D'une part, la procédure adoptée par le juge du procès laissait beaucoup à désirer parce qu'il a effectué le gros de la révision avant que le ministère public ne lui fournisse des données concernant la confidentialité des différents renseignements. Comme l'a fait remarquer le juge Doherty, les affidavits visés avaient été souscrits quelque trois ou quatre ans avant la date du procès et l'enquête policière avait pris fin avant le procès. Dans ces circonstances, on conçoit mal comment, au moment du procès, le juge pouvait prendre une décision éclairée sur la nécessité de continuer à préserver la confidentialité des renseignements. La procédure adoptée a également pu être viciée du fait que le juge du procès a donné très peu de renseignements à la défense concernant la nature des passages qu'il se proposait de supprimer, mise à part l'affirmation voulant que, selon lui, toutes les suppressions aient été justifiées au regard des facteurs énoncés dans la décision Parmar. La défense n'a pu, à cause de cela, présenter une argumentation efficace concernant la légitimité des suppressions proposées.

D'autre part, il importe de garder à l'esprit que le juge du procès a révisé ces affidavits plus de trois ans avant l'arrêt Garofoli. À ce moment‑là, l'une des décisions les plus suivies en matière de révision des affidavits déposés à l'appui de demandes d'autorisation d'écoute électronique était la décision rendue par le juge Watt dans l'affaire Parmar. De façon générale, la procédure suivie par le juge du procès ressemblait à celle qu'avait adoptée le juge Watt dans cette affaire et qui avait été subséquemment approuvée dans la décision Rowbotham, précitée, à la p. 43. Il importe en outre de se rappeler que la procédure établie dans l'arrêt Garofoli ne se voulait ni exclusive ni exhaustive. Il faut, enfin, signaler que le ministère public a tout de même participé au processus de révision. Au cours de l'examen des passages dont le juge proposait la suppression, le ministère public a consulté un policier et a conseillé le rétablissement de quelques‑uns de ces passages pour divulgation aux accusés.

Devant ces faits, il est difficile de déterminer si la procédure adoptée par le juge du procès a péché contre les normes énoncés dans l'arrêt Garofoli au point de constituer une erreur de droit. Je crois que la conclusion à laquelle je suis parvenu quant à savoir si le juge a observé, en déterminant les passages à supprimer, les principes énoncés dans la décision Parmar et confirmés par l'arrêt Garofoli, me dispense de me prononcer sur ce point.

2.Le juge du procès a‑t‑il commis une erreur dans la détermination des passages à supprimer?

L'intimée a soutenu assez énergiquement que le juge du procès s'était conformé aux exigences énoncées dans la décision Parmar et que la Cour ne devait donc pas infirmer sa décision simplement parce que les règles avaient été modifiées par la suite.

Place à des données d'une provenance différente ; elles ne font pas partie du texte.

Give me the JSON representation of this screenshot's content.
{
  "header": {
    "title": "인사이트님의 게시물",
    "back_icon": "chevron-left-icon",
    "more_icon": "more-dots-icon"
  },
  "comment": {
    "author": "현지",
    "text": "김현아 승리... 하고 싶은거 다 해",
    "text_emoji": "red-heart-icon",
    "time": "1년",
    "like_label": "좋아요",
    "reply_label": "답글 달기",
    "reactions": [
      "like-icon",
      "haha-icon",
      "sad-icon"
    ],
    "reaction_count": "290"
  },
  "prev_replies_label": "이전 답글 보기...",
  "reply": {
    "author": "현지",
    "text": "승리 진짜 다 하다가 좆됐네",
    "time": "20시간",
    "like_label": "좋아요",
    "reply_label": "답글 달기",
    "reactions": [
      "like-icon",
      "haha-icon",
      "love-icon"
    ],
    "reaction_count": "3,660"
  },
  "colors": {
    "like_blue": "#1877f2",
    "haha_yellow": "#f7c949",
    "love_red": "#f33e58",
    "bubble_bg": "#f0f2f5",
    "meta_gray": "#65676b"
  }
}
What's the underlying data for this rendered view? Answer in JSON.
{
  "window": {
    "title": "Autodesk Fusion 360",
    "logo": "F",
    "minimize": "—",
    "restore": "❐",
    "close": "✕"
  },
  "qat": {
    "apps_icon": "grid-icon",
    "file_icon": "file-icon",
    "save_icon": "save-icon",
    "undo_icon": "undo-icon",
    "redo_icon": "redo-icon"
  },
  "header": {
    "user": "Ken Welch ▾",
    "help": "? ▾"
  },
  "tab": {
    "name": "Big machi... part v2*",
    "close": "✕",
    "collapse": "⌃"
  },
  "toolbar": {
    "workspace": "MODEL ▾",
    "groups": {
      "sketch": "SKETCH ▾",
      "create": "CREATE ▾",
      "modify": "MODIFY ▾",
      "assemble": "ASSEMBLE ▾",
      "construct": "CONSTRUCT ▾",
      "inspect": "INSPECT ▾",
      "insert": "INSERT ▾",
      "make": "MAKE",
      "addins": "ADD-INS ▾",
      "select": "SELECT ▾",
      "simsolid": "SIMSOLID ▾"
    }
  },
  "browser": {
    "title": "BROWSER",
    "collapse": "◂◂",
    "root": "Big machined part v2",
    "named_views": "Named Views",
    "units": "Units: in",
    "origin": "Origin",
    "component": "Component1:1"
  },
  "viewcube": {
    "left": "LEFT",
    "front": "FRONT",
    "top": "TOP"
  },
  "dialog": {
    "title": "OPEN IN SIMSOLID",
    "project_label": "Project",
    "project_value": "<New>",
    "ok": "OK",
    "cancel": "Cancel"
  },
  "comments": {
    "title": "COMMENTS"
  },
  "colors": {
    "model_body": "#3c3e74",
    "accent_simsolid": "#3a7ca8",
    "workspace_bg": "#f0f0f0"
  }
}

Sans souscrire à la prémisse de cet argument voulant qu'une erreur de droit soit excusée lorsqu'elle repose sur une jurisprudence modifiée ultérieurement, je me propose d'expliquer pourquoi j'adhère à l'opinion du juge Doherty selon laquelle le juge du procès n'a pas observé les règles établies dans la décision Parmar.

À mon avis, il ressort nettement du dossier que le juge du procès a supprimé des affidavits qu'il avait devant lui plus de passages qu'il n'était nécessaire pour protéger l'intérêt public. Comme je l'ai déjà dit, la non‑divulgation ne se justifie que lorsque la divulgation causerait préjudice aux indicateurs, à des personnes innocentes ou aux autorités chargées d'appliquer la loi et que ce préjudice l'emporte sur les intérêts de l'accusé. Toutefois, si les renseignements ont perdu leur caractère confidentiel, la justification de la non‑divulgation disparaît. En l'espèce, le juge du procès savait que le juge Bowlby avait révisé les mêmes affidavits, et il pouvait présumer que cette version était devenue publique au cours du procès tenu devant ce dernier. Nous avons été informés que le juge du procès avait supprimé des passages que le juge Bowlby avait laissés dans les affidavits et qui étaient donc devenus publics. Le juge du procès a estimé que cette révision était sans rapport avec la sienne. Je me permets de signaler que cette position ne tient pas compte du principe fondamental de la non‑divulgation, savoir que seuls les renseignements confidentiels remplissent les conditions requises. Comme le juge Doherty, j'estime que le point de départ du juge du procès aurait dû être la version des affidavits révisée par le juge Bowlby.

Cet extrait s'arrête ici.